We need to understand the root cause for this issue in order to get to a permanent solution.

How is it happened?? Every time it happened, i fixes it by HARD_RESET . in the action column.

Supervisor stats UNHEALTHY_TASKS - means The last druid.supervisor.taskUnhealthinessThreshold tasks have all failed . “druid.supervisor.taskUnhealthinessThreshold” - The number of consecutive task failures before the supervisor is considered unhealthy.
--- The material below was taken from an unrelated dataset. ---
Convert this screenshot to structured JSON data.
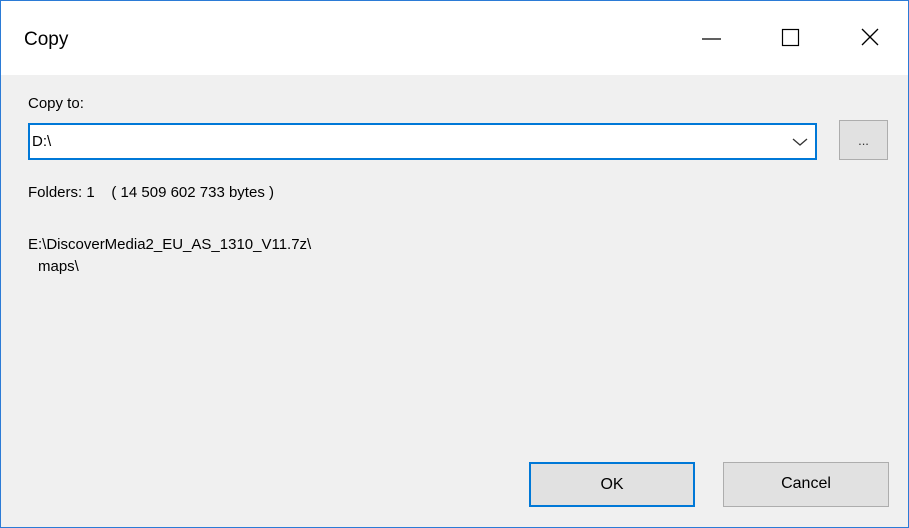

Default values for this parameter is 3 . That means if the 3 consecutive task failures will lead to this state .

Why the tasks are failing?

Looking at the log excerpts you have posted, It seems like the Kafka tasks are falling while trying to publish the segments.

2021-04-08T09:25:51,474 WARN [KafkaSupervisor-mriprodstream] org.apache.druid.indexing.seekablestream.supervisor.SeekableStreamSupervisor - All tasks in group [0] failed to publish, killing all tasks for these partitions

  • Looking at the overlord log carefully could provide you more details on the exact cause for why the tasks are failing while publishing.
  • One reason could be that, task is timing out ( timing out on - completionTimeout)- The length of time to wait before declaring a publishing task as failed and terminating it. If this is set too low, your tasks may never publish. The publishing clock for a task begins roughly after taskDuration elapses. The default value for completionTimeout is ( 30 minutes). If that the case, you may see the following messages in the overlord log -
    No task in [] succeeded before the completion timeout elapsed [PT1800S]!

You can grep for the failed task_ids in the overlord log to learn more about the failure which will help you in identifying the next steps.

Thas and Regards,
Vaibhav